If the climate crisis is declared a public health crisis, what would stop lawmakers from making broad, sweeping changes that impact every American and decimate their way of life?

We have seen that are protocols for dealing with a public health crisis, not only in governmental action but in mandated media narrative, and they have not been great for actual American lives.

Those who go against the expert-driven story of how coronavirus is contained and the importance of doing as we're told get censored.

Those who speak out against the BLM protest movement as being an effort to create socialism in the US are censored.

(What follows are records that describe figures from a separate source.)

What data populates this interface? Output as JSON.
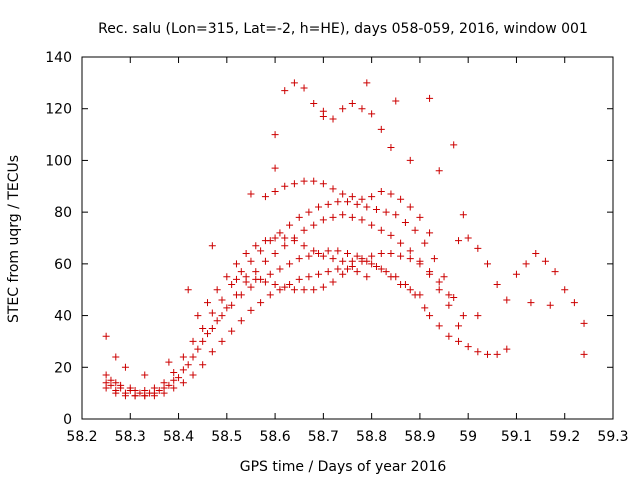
{
  "chart_data": {
    "type": "scatter",
    "title": "Rec. salu (Lon=315, Lat=-2, h=HE), days 058-059, 2016, window 001",
    "xlabel": "GPS time / Days of year 2016",
    "ylabel": "STEC from uqrg / TECUs",
    "xlim": [
      58.2,
      59.3
    ],
    "ylim": [
      0,
      140
    ],
    "xticks": [
      58.2,
      58.3,
      58.4,
      58.5,
      58.6,
      58.7,
      58.8,
      58.9,
      59.0,
      59.1,
      59.2,
      59.3
    ],
    "xtick_labels": [
      "58.2",
      "58.3",
      "58.4",
      "58.5",
      "58.6",
      "58.7",
      "58.8",
      "58.9",
      "59",
      "59.1",
      "59.2",
      "59.3"
    ],
    "yticks": [
      0,
      20,
      40,
      60,
      80,
      100,
      120,
      140
    ],
    "ytick_labels": [
      "0",
      "20",
      "40",
      "60",
      "80",
      "100",
      "120",
      "140"
    ],
    "grid": false,
    "legend": "none",
    "marker": "plus",
    "color": "#cc0000",
    "series": [
      {
        "x": [
          58.25,
          58.26,
          58.27,
          58.28,
          58.3,
          58.31,
          58.33,
          58.35,
          58.37,
          58.39,
          58.41,
          58.43,
          58.45,
          58.47,
          58.49,
          58.51,
          58.53,
          58.55,
          58.57,
          58.59,
          58.61,
          58.63,
          58.65,
          58.67,
          58.69,
          58.71,
          58.73,
          58.75,
          58.77,
          58.79,
          58.81,
          58.83,
          58.85,
          58.87,
          58.89,
          58.91,
          58.93,
          58.95,
          58.97,
          58.99
        ],
        "y": [
          17,
          15,
          14,
          13,
          12,
          11,
          11,
          12,
          14,
          18,
          24,
          30,
          35,
          41,
          46,
          52,
          57,
          61,
          65,
          69,
          72,
          75,
          78,
          80,
          82,
          83,
          84,
          84,
          83,
          82,
          81,
          80,
          79,
          76,
          73,
          68,
          62,
          55,
          47,
          40
        ]
      },
      {
        "x": [
          58.25,
          58.26,
          58.28,
          58.3,
          58.32,
          58.34,
          58.36,
          58.38,
          58.4,
          58.42,
          58.44,
          58.46,
          58.48,
          58.5,
          58.52,
          58.54,
          58.56,
          58.58,
          58.6,
          58.62,
          58.64,
          58.66,
          58.68,
          58.7,
          58.72,
          58.74,
          58.76,
          58.78,
          58.8,
          58.82,
          58.84,
          58.86,
          58.88,
          58.9,
          58.92,
          58.94,
          58.96,
          58.98
        ],
        "y": [
          14,
          13,
          12,
          11,
          10,
          10,
          11,
          13,
          16,
          21,
          27,
          33,
          38,
          43,
          48,
          53,
          57,
          61,
          64,
          67,
          70,
          73,
          75,
          77,
          78,
          79,
          78,
          77,
          75,
          73,
          71,
          68,
          65,
          61,
          56,
          50,
          44,
          36
        ]
      },
      {
        "x": [
          58.25,
          58.27,
          58.29,
          58.31,
          58.33,
          58.35,
          58.37,
          58.39,
          58.41,
          58.43,
          58.45,
          58.47,
          58.49,
          58.51,
          58.53,
          58.55,
          58.57,
          58.59,
          58.61,
          58.63,
          58.65,
          58.67,
          58.69,
          58.71,
          58.73,
          58.75,
          58.77,
          58.79,
          58.81,
          58.83,
          58.85,
          58.87,
          58.89,
          58.91
        ],
        "y": [
          12,
          11,
          10,
          9,
          9,
          10,
          12,
          15,
          19,
          24,
          30,
          35,
          40,
          44,
          48,
          51,
          54,
          56,
          58,
          60,
          62,
          63,
          64,
          65,
          65,
          64,
          63,
          61,
          59,
          57,
          55,
          52,
          48,
          43
        ]
      },
      {
        "x": [
          58.27,
          58.29,
          58.31,
          58.33,
          58.35,
          58.37,
          58.39,
          58.41,
          58.43,
          58.45,
          58.47,
          58.49,
          58.51,
          58.53,
          58.55,
          58.57,
          58.59,
          58.61,
          58.63,
          58.65,
          58.67,
          58.69,
          58.71,
          58.73,
          58.75,
          58.77,
          58.79
        ],
        "y": [
          10,
          9,
          9,
          9,
          9,
          10,
          12,
          14,
          17,
          21,
          26,
          30,
          34,
          38,
          42,
          45,
          48,
          50,
          52,
          54,
          55,
          56,
          57,
          58,
          58,
          57,
          55
        ]
      },
      {
        "x": [
          58.44,
          58.46,
          58.48,
          58.5,
          58.52,
          58.54,
          58.56,
          58.58,
          58.6,
          58.62,
          58.64,
          58.66,
          58.68,
          58.7,
          58.72,
          58.74,
          58.76,
          58.78,
          58.8,
          58.82,
          58.84,
          58.86,
          58.88,
          58.9,
          58.92,
          58.94,
          58.96
        ],
        "y": [
          40,
          45,
          50,
          55,
          60,
          64,
          67,
          69,
          70,
          70,
          69,
          67,
          65,
          63,
          62,
          61,
          61,
          62,
          63,
          64,
          64,
          63,
          62,
          60,
          57,
          53,
          48
        ]
      },
      {
        "x": [
          58.52,
          58.54,
          58.56,
          58.58,
          58.6,
          58.62,
          58.64,
          58.66,
          58.68,
          58.7,
          58.72,
          58.74,
          58.76,
          58.78,
          58.8,
          58.82,
          58.84,
          58.86,
          58.88,
          58.9
        ],
        "y": [
          54,
          55,
          54,
          53,
          52,
          51,
          50,
          50,
          50,
          51,
          53,
          56,
          59,
          61,
          60,
          58,
          55,
          52,
          50,
          48
        ]
      },
      {
        "x": [
          58.58,
          58.6,
          58.62,
          58.64,
          58.66,
          58.68,
          58.7,
          58.72,
          58.74,
          58.76,
          58.78,
          58.8,
          58.82,
          58.84,
          58.86,
          58.88,
          58.9,
          58.92
        ],
        "y": [
          86,
          88,
          90,
          91,
          92,
          92,
          91,
          89,
          87,
          86,
          85,
          86,
          88,
          87,
          85,
          82,
          78,
          72
        ]
      },
      {
        "x": [
          58.6,
          58.62,
          58.64,
          58.66,
          58.68,
          58.7,
          58.72,
          58.74,
          58.76,
          58.78,
          58.8,
          58.82,
          58.84
        ],
        "y": [
          110,
          127,
          130,
          128,
          122,
          117,
          116,
          120,
          122,
          120,
          118,
          112,
          105
        ]
      },
      {
        "x": [
          58.92,
          58.94,
          58.96,
          58.98,
          59.0,
          59.02,
          59.04,
          59.06,
          59.08
        ],
        "y": [
          40,
          36,
          32,
          30,
          28,
          26,
          25,
          25,
          27
        ]
      },
      {
        "x": [
          58.98,
          59.0,
          59.02,
          59.04,
          59.06,
          59.08,
          59.1,
          59.12,
          59.14,
          59.16,
          59.18,
          59.2,
          59.22,
          59.24
        ],
        "y": [
          69,
          70,
          66,
          60,
          52,
          46,
          56,
          60,
          64,
          61,
          57,
          50,
          45,
          37
        ]
      },
      {
        "x": [
          58.25,
          58.27,
          58.29,
          58.33,
          58.38,
          58.42,
          58.47,
          58.55,
          58.6,
          58.7,
          58.79,
          58.85,
          58.88,
          58.92,
          58.94,
          58.97,
          58.99,
          59.02,
          59.13,
          59.17,
          59.24
        ],
        "y": [
          32,
          24,
          20,
          17,
          22,
          50,
          67,
          87,
          97,
          119,
          130,
          123,
          100,
          124,
          96,
          106,
          79,
          40,
          45,
          44,
          25
        ]
      }
    ]
  }
}
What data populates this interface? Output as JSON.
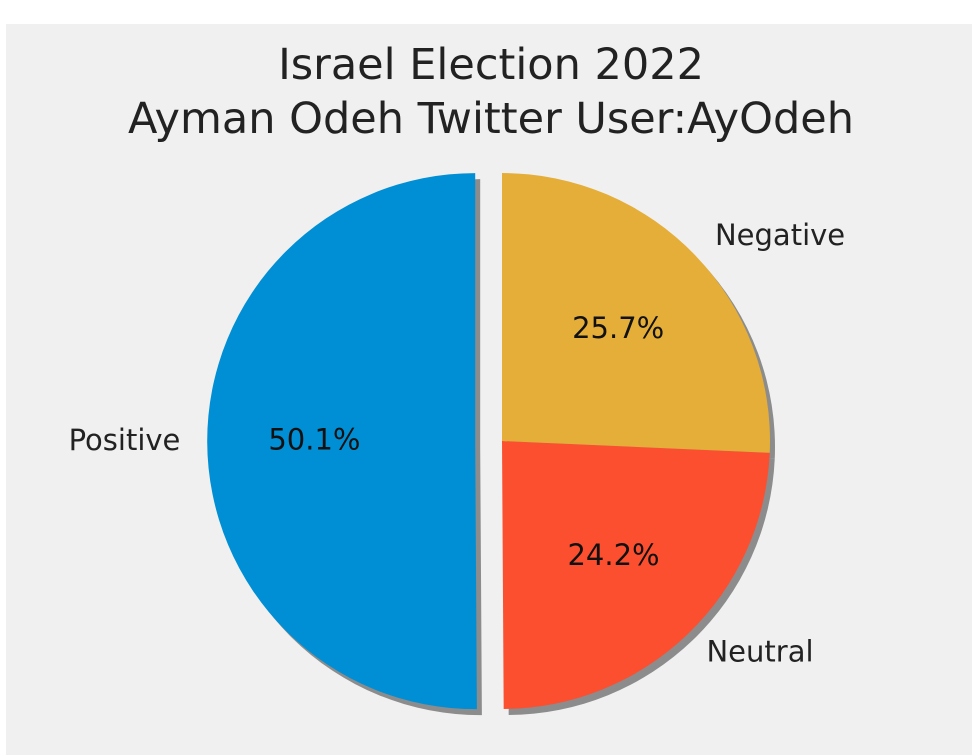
{
  "chart_data": {
    "type": "pie",
    "title": [
      "Israel Election 2022",
      "Ayman Odeh Twitter User:AyOdeh"
    ],
    "slices": [
      {
        "label": "Positive",
        "value": 50.1,
        "pct_label": "50.1%",
        "color": "#008fd5",
        "exploded": true
      },
      {
        "label": "Neutral",
        "value": 24.2,
        "pct_label": "24.2%",
        "color": "#fc4f30",
        "exploded": false
      },
      {
        "label": "Negative",
        "value": 25.7,
        "pct_label": "25.7%",
        "color": "#e5ae38",
        "exploded": false
      }
    ],
    "start_angle_deg": 90,
    "direction": "counterclockwise",
    "shadow": true,
    "background": "#f0f0f0"
  }
}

Those who say that wildfires could be caused by something other than the ongoing climate crisis are censored.

Because these things are classed as public health crises, they are considered too grave and important for anyone to either have or profess an alternative idea about them. In the areas of COVID-19, racism, and climate change, discourse is being shut down.

When politicians make claims that a social circumstance is severe enough to be merited a public health crisis, gears click into place across the spectrum of both policy and discourse. Harris uses the term to gain gravitas for her cause, but the lives and livelihoods that are at stake, as we have learned from the other two public health crises this year, are far too real and essential to be toyed with just for a talking point to add to her progressive narrative.